Saudi’s King Salman signed a royal decree yesterday. It said traffic laws would be amended so that driver’s licenses could be issued “to men and women alike.”
— وزارة الخارجية ?? (@KSAMOFA) September 26, 2017
According to the Saudi Press Agency, the decree added:
“We refer to the negative consequences of not allowing women to drive vehicles and the positive aspects of allowing it to do so, taking into consideration the application of the necessary legal controls and adherence to them.”
The new policy will apply to Saudi residents, as well as any female visitors who have a driver’s license from another Gulf nation, Arab News reports.
The publication quoted Saudi’s ambassador to the US, Prince Khaled bin Salman, as adding that women will not need to get permission from legal guardians to get a license.
However, there is still much work to be done before the policy takes effect.
For example, police will need to be trained to interact with female motorists. New drivers would also need to attend school before getting behind the wheel.
A committee is being set up to study such issues and will provide recommendations in 30 days. The prohibition will be lifted on June 24, 2018.
The policy shift comes amid several social and economic changes led by Crown Prince Mohammed bin Salman.
It is expected to go over well with young people in the kingdom, as well as give Saudi a PR boost internationally amid the Gulf crisis and Yemen war.
Despite the ongoing Gulf dispute, which has raised tensions between people in Qatar and Saudi Arabia, many in Doha hailed the good news.

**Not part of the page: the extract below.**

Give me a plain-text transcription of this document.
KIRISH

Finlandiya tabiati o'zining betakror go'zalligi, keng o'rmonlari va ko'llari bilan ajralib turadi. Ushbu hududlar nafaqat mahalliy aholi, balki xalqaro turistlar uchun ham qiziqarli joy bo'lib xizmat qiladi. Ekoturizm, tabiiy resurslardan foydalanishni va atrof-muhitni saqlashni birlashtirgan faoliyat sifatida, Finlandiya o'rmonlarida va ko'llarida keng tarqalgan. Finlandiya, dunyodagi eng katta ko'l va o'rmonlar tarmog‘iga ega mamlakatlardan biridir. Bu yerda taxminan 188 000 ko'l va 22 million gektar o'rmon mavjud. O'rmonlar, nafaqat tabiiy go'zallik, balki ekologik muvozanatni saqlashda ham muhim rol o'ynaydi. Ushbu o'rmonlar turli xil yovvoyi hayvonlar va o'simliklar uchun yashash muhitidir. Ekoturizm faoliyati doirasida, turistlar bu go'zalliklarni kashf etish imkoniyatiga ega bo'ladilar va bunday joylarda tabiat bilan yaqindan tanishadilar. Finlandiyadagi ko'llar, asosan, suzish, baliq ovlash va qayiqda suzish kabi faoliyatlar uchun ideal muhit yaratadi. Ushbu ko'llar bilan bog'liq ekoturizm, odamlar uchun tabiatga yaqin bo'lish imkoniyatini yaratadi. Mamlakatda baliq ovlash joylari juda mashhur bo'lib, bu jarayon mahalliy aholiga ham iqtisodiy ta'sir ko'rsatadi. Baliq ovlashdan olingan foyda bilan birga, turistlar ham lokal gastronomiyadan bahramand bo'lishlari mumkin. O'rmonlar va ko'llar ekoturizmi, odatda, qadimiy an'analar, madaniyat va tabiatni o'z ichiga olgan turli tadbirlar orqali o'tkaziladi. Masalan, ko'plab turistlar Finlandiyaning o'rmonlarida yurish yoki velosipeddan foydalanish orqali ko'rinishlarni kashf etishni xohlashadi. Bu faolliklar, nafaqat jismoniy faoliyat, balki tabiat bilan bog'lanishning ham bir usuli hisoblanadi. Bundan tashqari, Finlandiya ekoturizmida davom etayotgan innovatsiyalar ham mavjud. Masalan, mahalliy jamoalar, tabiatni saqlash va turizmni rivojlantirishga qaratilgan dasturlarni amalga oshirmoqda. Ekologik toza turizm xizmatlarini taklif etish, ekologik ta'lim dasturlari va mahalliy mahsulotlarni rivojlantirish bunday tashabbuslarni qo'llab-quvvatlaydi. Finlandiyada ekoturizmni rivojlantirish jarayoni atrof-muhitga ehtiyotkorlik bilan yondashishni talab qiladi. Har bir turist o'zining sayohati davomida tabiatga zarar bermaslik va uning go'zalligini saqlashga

Some, including Maha Al-Ansari, cracked jokes on Twitter:
Saudi women after they hear they'll finally be able to drive pic.twitter.com/0zZFeoImTj
— Maha Al-Ansari (@MahaAlAnsari) September 26, 2017
But speaking to Doha News, Al-Ansari added:
“We (Qataris) are obviously very happy for Saudi. Jokes aside, it’s a win for women’s rights on a global level so thats a positive thing regardless of which country we’re talking about.”
She also noted that even though women can drive in Qatar, some families still consider it to be a taboo issue.
According to Arab News, the current driving ban is seen as a “social issue in the Kingdom, as there is no actual law or religious edict that prohibits it.”
But many women who have tried to drive in the country have faced scorn and even jail time.
In conservative societies like Saudi Arabia and to a lesser extent Qatar, some worry that allowing a woman to drive could put them in danger, or lead to promiscuity.